Stories can be diverse and they can be influential, albeit some are more subtle than others in nature, while other events can be immediately felt. No more so felt, is firstly to those living along the coastal rim and rural isolated communities. Here the impact poses is increased to those directly linked with the sea, where daily lives are made from earning an income ashore and within coastal waters.

The topics in Coastal Notes can also be about the rare finding of sea-life creatures, a historic shipwreck lost to the passage of time and which has yet many a secret to tell. A trawler's net caught hauling more than fish but cannon balls dating to the Napoleonic era.

Also focusing the attention of Coastal Notes, are the maritime museums which are of national importance to maintaining access and knowledge of historical exhibits for future generations.

Equally to keep an eye on the present day, with activities of existing and planned projects in the pipeline from the wind and wave renewables sector and those of the energy exploration industry.

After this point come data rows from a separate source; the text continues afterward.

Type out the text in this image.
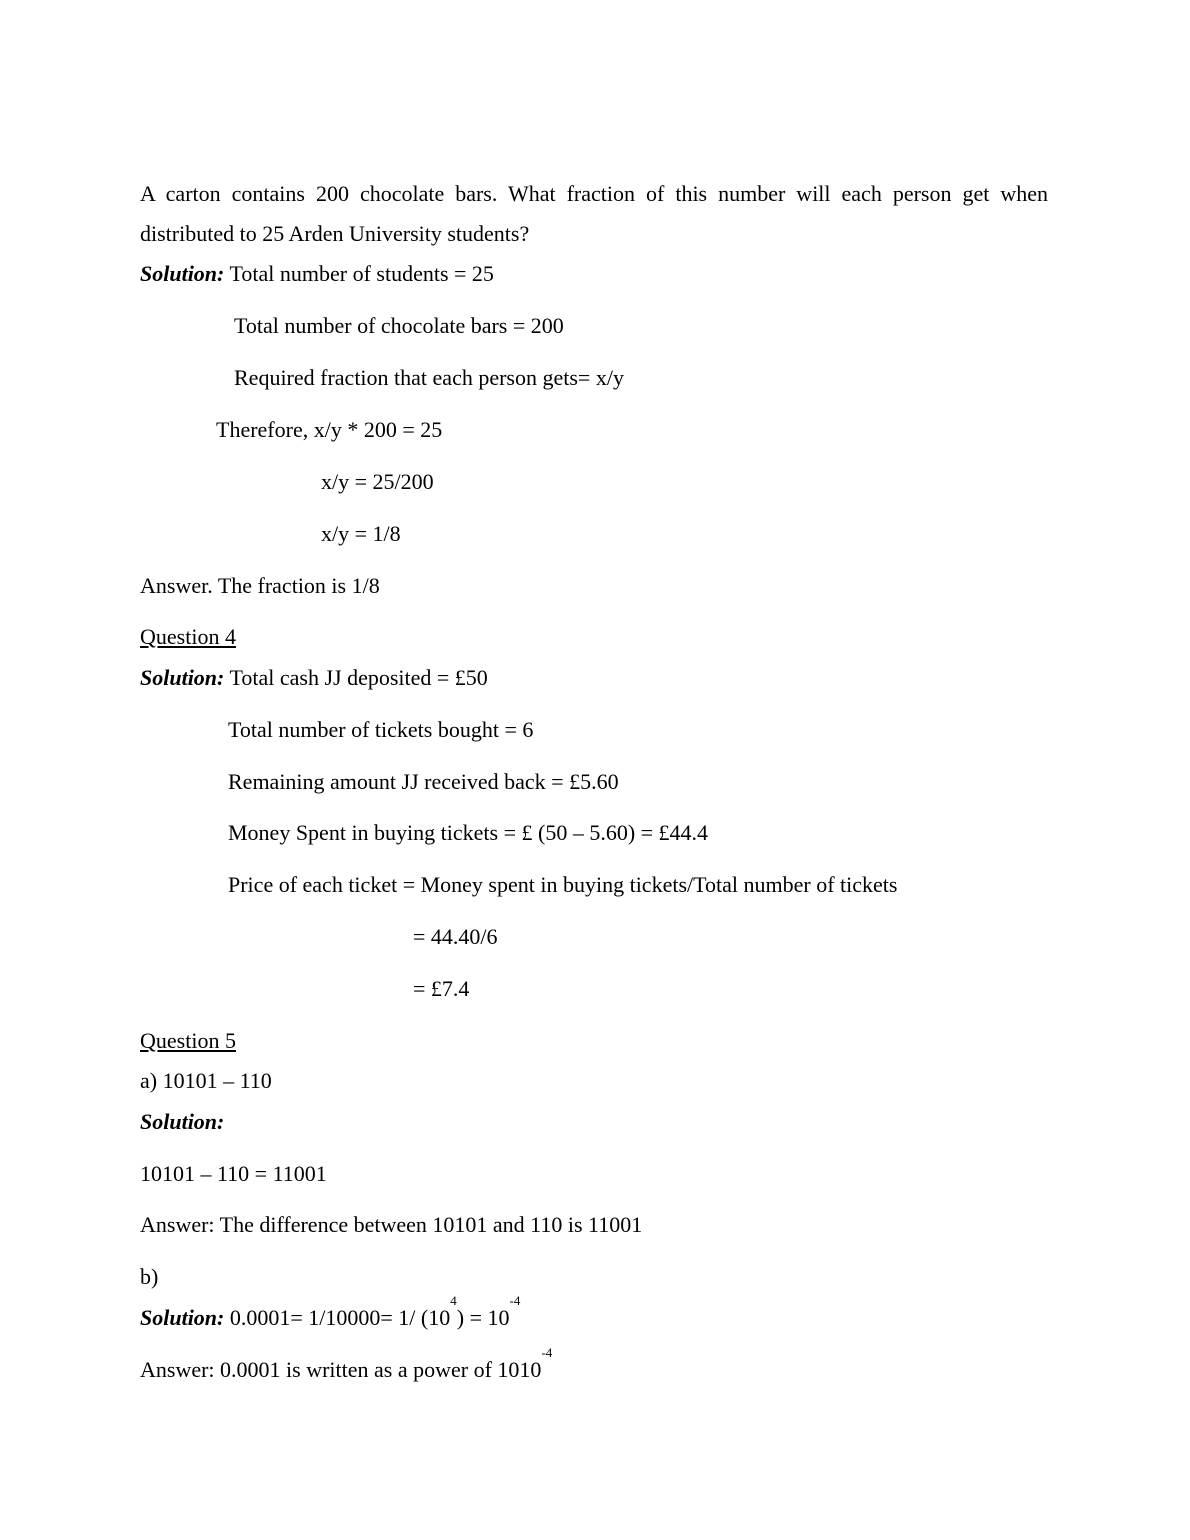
A carton contains 200 chocolate bars. What fraction of this number will each person get when
distributed to 25 Arden University students?
Solution: Total number of students = 25
Total number of chocolate bars = 200
Required fraction that each person gets= x/y
Therefore, x/y * 200 = 25
x/y = 25/200
x/y = 1/8
Answer. The fraction is 1/8
Question 4
Solution: Total cash JJ deposited = £50
Total number of tickets bought = 6
Remaining amount JJ received back = £5.60
Money Spent in buying tickets = £ (50 – 5.60) = £44.4
Price of each ticket = Money spent in buying tickets/Total number of tickets
= 44.40/6
= £7.4
Question 5
a) 10101 – 110
Solution:
10101 – 110 = 11001
Answer: The difference between 10101 and 110 is 11001
b)
Solution: 0.0001= 1/10000= 1/ $(10^4) = 10^{-4}$
Answer: 0.0001 is written as a power of $1010^{-4}$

In addition Coastal Notes has many more angles to cover, be it the weekend boat leisure user taking a sedate cruise off a long straight beach on the coast beach and making a friend with a feathered companion along the way.

In complete contrast is to those who harvest the sea, using small boats based in harbours where infrastructure and safety poses an issue, before they set off to ply their trade at the foot of our highest sea cliffs along the rugged wild western seaboard.

It's all there, as Coastal Notes tells the stories that are arguably as varied to the environment from which they came from and indeed which shape people's interaction with the surrounding environment that is the natural world and our relationship with the sea.